Image via WikipediaIn my experience, Roman Catholics who find themselves in the Episcopal Church often ask about the differences between the two. I try to emphasize in my answer that there is more that unites us than that divides us. However, people usually are interested in the differences rather than the similarities. There are certain subjects that usually come up: the role of the Pope, the role of women, the fact that in the Anglican tradition priests can be married, and the way that Mary functions in the life of the church.
On the Fourth Sunday of Advent, we read Luke’s account of the annunciation, where the angel Gabriel informs Mary that she will conceive and bare a son (Luke 1:26-38). In addition, we also have the option of singing the Magnificat, the famous song of Mary that serves as her response to the annunciation. Given these two readings, it seems appropriate that on this Sunday before we celebrate the birth of Jesus we reflect on the woman who plays such a necessary and significant role in the story.
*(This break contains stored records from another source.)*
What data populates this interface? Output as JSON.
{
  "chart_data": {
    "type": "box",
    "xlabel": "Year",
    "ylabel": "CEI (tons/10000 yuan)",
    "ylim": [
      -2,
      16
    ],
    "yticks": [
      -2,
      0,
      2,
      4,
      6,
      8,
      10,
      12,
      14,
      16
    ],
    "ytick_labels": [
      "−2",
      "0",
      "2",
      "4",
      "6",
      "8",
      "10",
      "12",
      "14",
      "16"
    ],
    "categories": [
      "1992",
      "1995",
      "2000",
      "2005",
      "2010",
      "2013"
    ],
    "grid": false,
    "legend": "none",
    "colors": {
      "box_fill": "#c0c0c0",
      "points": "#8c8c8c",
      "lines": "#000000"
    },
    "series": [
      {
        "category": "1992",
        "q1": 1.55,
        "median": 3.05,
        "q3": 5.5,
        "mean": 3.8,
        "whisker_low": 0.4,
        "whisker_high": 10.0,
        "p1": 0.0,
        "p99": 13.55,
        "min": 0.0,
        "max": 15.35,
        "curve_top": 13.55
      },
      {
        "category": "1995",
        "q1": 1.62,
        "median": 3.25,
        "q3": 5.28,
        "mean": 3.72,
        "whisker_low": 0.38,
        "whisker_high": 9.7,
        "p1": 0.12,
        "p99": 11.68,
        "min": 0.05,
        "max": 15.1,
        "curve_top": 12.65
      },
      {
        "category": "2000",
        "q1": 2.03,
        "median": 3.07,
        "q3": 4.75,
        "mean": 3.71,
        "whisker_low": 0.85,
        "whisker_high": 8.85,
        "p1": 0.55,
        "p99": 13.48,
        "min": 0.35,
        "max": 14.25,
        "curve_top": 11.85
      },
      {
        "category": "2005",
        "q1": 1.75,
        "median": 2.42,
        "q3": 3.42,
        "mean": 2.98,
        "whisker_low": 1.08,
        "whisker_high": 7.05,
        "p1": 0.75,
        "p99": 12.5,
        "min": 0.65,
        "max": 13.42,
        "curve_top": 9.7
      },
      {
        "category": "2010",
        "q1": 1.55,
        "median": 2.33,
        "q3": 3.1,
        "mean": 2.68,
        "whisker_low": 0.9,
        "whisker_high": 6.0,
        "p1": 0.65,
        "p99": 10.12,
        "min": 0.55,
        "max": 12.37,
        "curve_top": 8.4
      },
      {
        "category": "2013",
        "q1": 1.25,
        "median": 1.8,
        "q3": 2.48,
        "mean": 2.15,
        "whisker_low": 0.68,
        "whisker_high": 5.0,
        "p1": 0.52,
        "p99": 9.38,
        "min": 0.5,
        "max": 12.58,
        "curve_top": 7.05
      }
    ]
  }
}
In May 2005, the Anglican Roman Catholic International Commission, known as ARCIC, published the latest in a series of papers dating back to its inception in 1968. This last, entitled, Mary: Grace and Hope in Christ, is the result of five years of study and discussion by Anglican and Roman Catholic scholars. The ultimate goal of ARCIC is to pave a way towards full communion of the two churches. Therefore, regarding Mary, the challenge is to find common ground and then to see if the two churches can find a way through their differences, thereby making unity possible.
I will spare you the theological details of the ARCIC paper and offer some conclusions that come in part from a commentary written by the Anglican theologian, Timothy Bradshaw.
It is clear from Scripture that Mary plays an essential role in the divine plan. The plan requires human freedom and Mary offers her full consent to God’s call to be the mother of the Messiah. The virgin birth as attested by the writers of both Matthew and Luke disclose the radical newness that accompanies the birth. It primarily is a sign of God’s presence. God is doing a new thing in human history, bringing about a new phase in salvation history, and is doing so in mysterious and surprising ways. Luke’s annunciation portrays Mary as the unique recipient of election and grace, and the Magnificat provides the scriptural basis for devotion to Mary. The annunciation also hints at the suffering that will be part of the acceptance of God’s call to serve. Indeed, this suffering becomes very clear at the end of Jesus’ life.
The role of Mary has evolved in interesting ways throughout Christian tradition. In the early church, theologians worked to define the nature of Christ, trying to articulate how Christ could be both fully divine and fully human. The Council of Chalcedon in 451 C.E. was the churches answer to this question. In it, Mary is called the Theotókos, the God-bearer, or as sometimes stated, the “mother of God.” Anglicans and Roman Catholics alike affirm this doctrine. In some ways, this elevation of Mary opened the floodgates to the expansion of the role of Mary in ways that went far beyond that articulated in the New Testament. In the Middle Ages, Mary gradually took on a mediatorial role in which she dispensed the graces of Christ to the church. The doctrine of sinlessness led to the possibility of Mary being “immaculate.”
The Protestant Reformation attempted to reaffirm the central role of Christ and scaled back the role of Mary. However, the Roman Catholic Counter Reformation fought back regarding Marian theology. This tension ensured that Mary would remain a point of contention between Roman Catholics and Protestants. In the nineteenth century, Roman popular devotion to Mary continued to flourish, leading the Pope to define the dogma of the Immaculate Conception in 1854 and of the Assumption of Mary in 1950. Both of these official Roman Catholic dogmas remain sticking points between Anglicans and Roman Catholics.
This brief historical sketch makes clear that Mary has always played a significant role in the life and doctrine of the church - Roman Catholic, Anglican, and Protestant. Recent years have witnessed an increased interest in Mary from all side of the theological spectrum. In the liturgies of the Book of Common Prayer, Mary is the only saint mentioned by name. Our liturgical calendar includes The Feast of the Annunciation, the Feast of Saint Mary the Virgin, and the Feast of the Visitation of the Blessed Virgin Mary. We do well to consider Mary as part of our sacred story.
There are two ways for us to view Mary, each compatible with the other. The first is to see Mary as first among the saints, as maternal towards the entire human race, as assisting others through her active prayer. The other is to see Mary in her historical context and to learn from her what it means to respond affirmatively and positively to God’s call. Mary as an example of faithful discipleship is a role to which all can agree. Whatever your view of Mary, this is a good week to reflect on her role in our sacred story.